Saskatoon police are hoping citizens will help them catch bike thieves with a new database.
Bicycle owners will be invited to enter their bike’s information into a new online registry, which police can check.
Sgt. Keith Meckelborg of the police bike unit told 650 CKOM it could dramatically increase how many stolen bikes are returned to their owners.
“The hope is with the collection of precise information … that moving forward if the unfortunate day comes when a bike does get stolen, we now have all that information,” he said.
“The only thing we have to do now is find the person.”
He said the registry will be part of the “#GetYourBikeBack” campaign, using brochures and wallet-sized cards to encourage bicycle owners to record identifying information for their bikes.
The material will be distributed to retailers, repair shops and bike valets to help promote the campaign.
Police will ask for the make, model, size and colour of the bike, along with a specific serial number.
“If you want to forget about it after you write it down, that’s fine,” Meckelborg said. “We’ll take care of the rest.”
Meckelborg noted currently it’s difficult for officers to determine whether a bike is stolen because there’s nothing to check it against.

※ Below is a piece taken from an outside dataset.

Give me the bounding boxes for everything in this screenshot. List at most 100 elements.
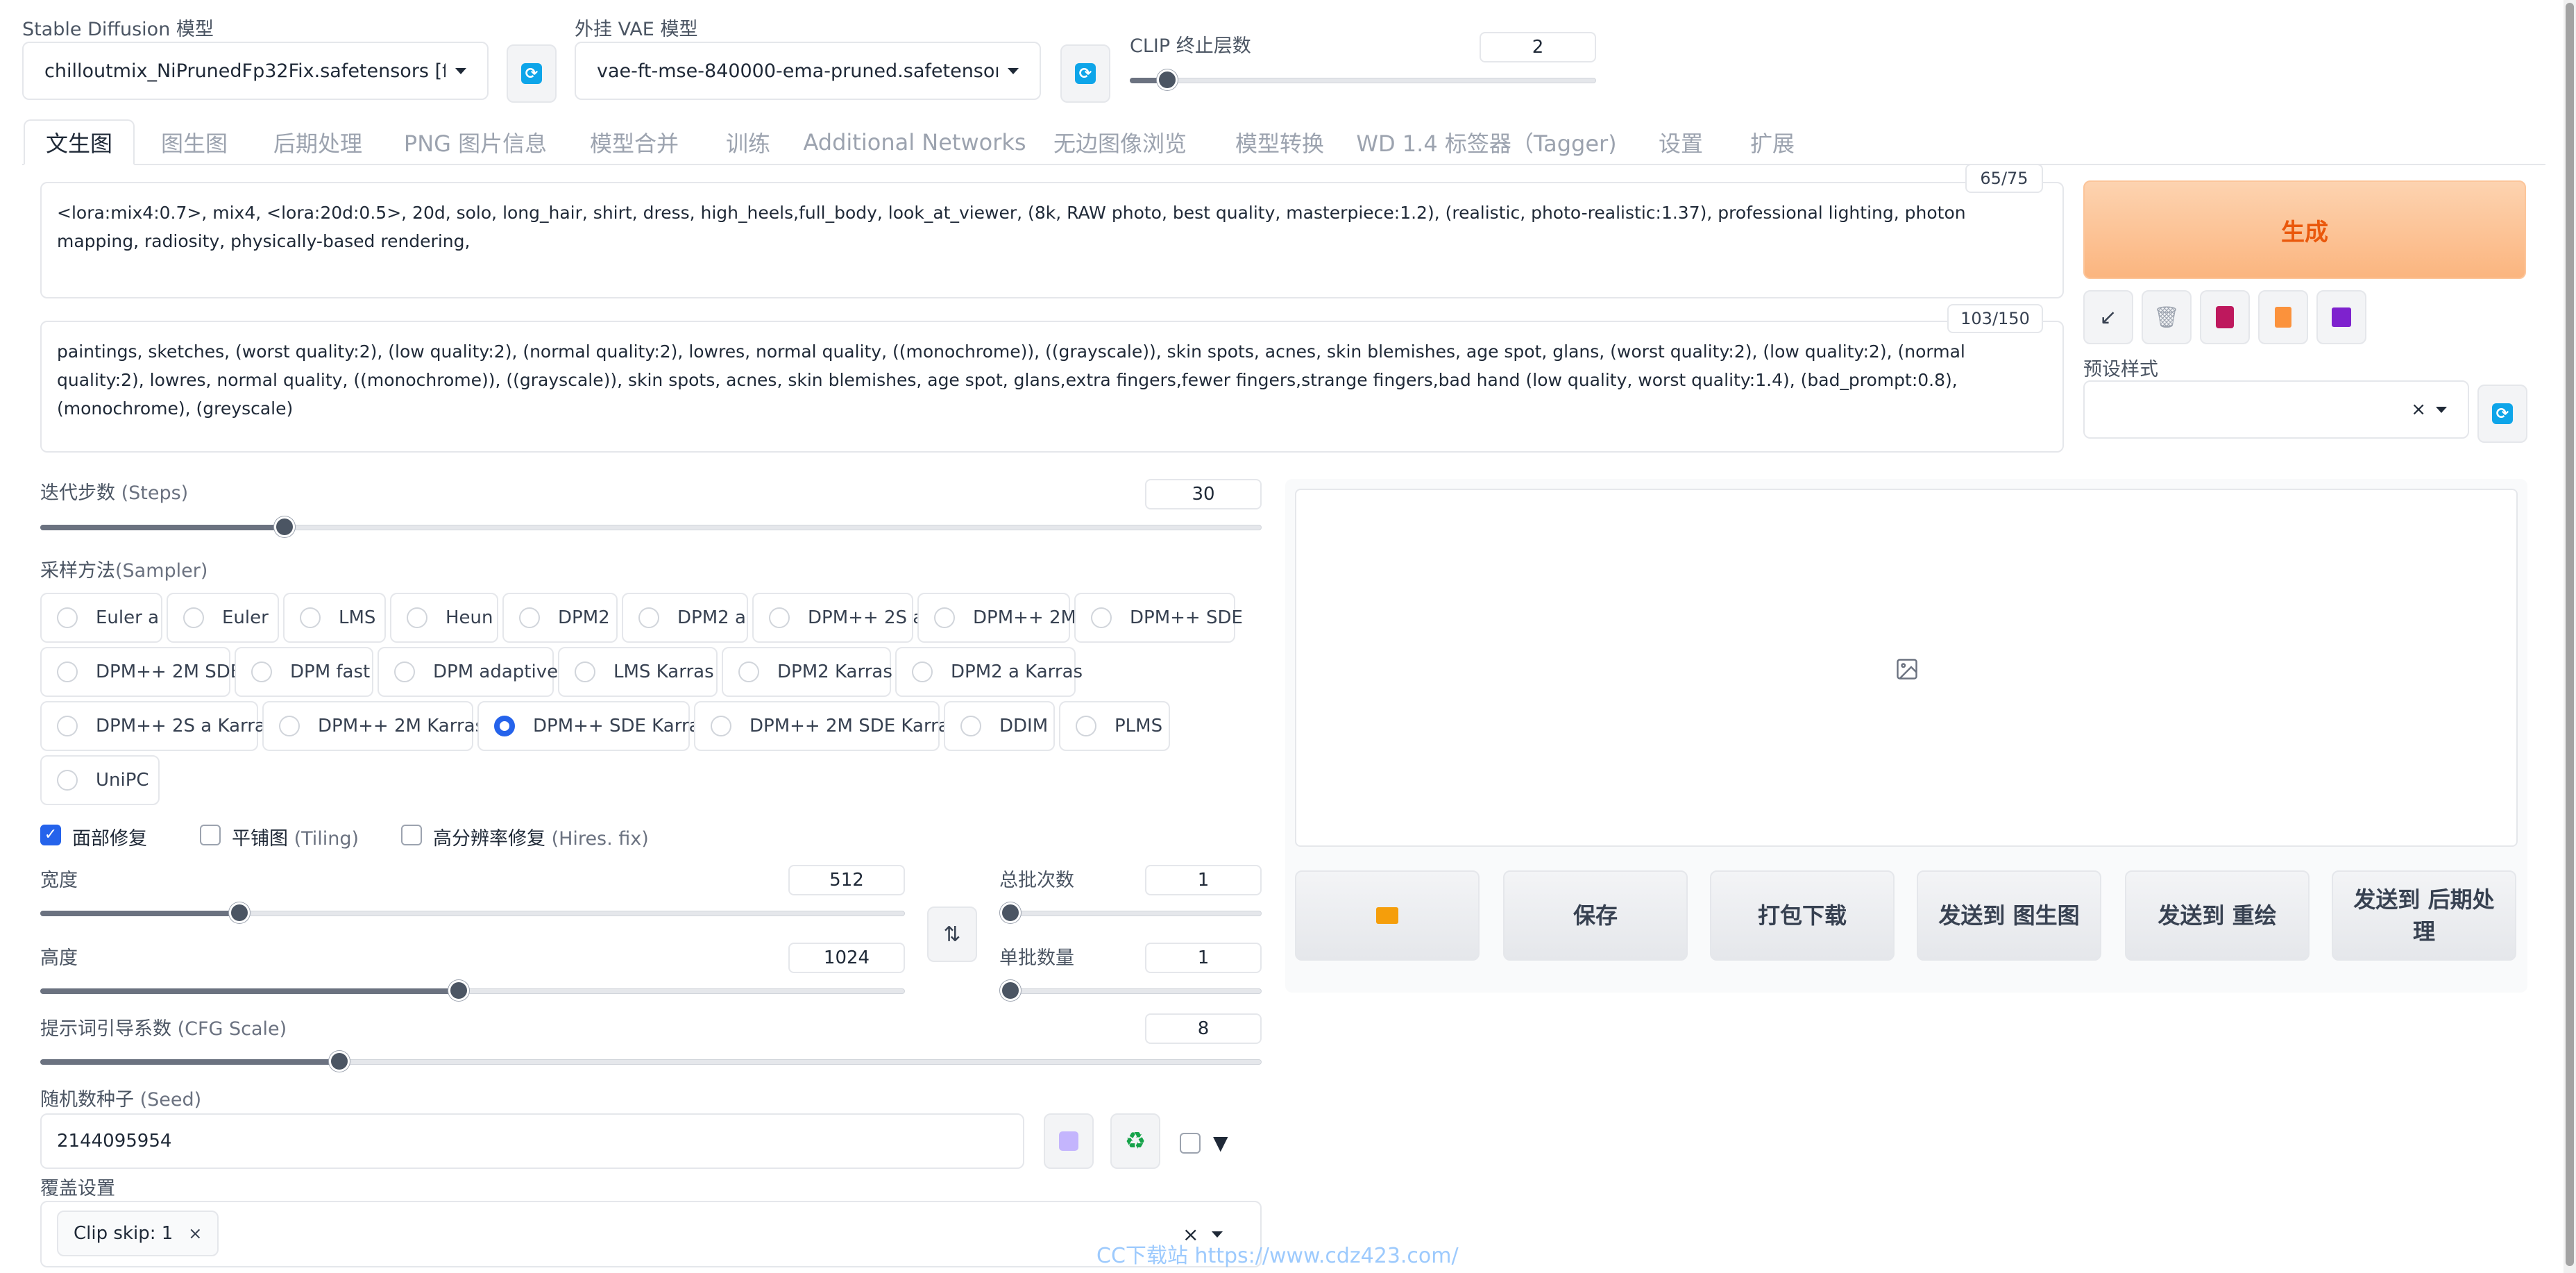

Many owners don’t get their bicycles back because they can’t remember the important information.
“I’d be surprised if we manage one or two per cent,” Meckelborg said of the return rate, giving his personal estimate.
The information is easy to find though.
“You may have to clean some of the dirt off, but it’s always somewhere on the frame,” he said.
Meckelborg added the registry idea isn’t original, having been deployed in several major cities across Canada.
Those cities have seen a slight drop in bicycle thefts because of the increased chance of being caught, he said.
DRUG TRADE FUELLING THEFTS
Saskatoon police said Thursday 303 bikes were stolen in the city since May alone.
Meckelborg said bicycles are often easy targets and can be used on Saskatoon’s black market.
“We’ve formed the belief they’re being used as a type of currency in the drug trade,” he said.
“The numbers of stolen bikes are really starting to show that.”
He advises bicycle owners to ensure they’re using locks that make thieves work hard since it discourages them.
Locks using a combination of wire and U-locks, heavy-duty chains and “flat locks,” which employ large steel bars.
Meckelborg said people shouldn’t worry too much about price if they want to protect their bike.
“If you’re buying a cheap lock, you get cheap results.”
The new bicycle registry is expected to come online by July 14.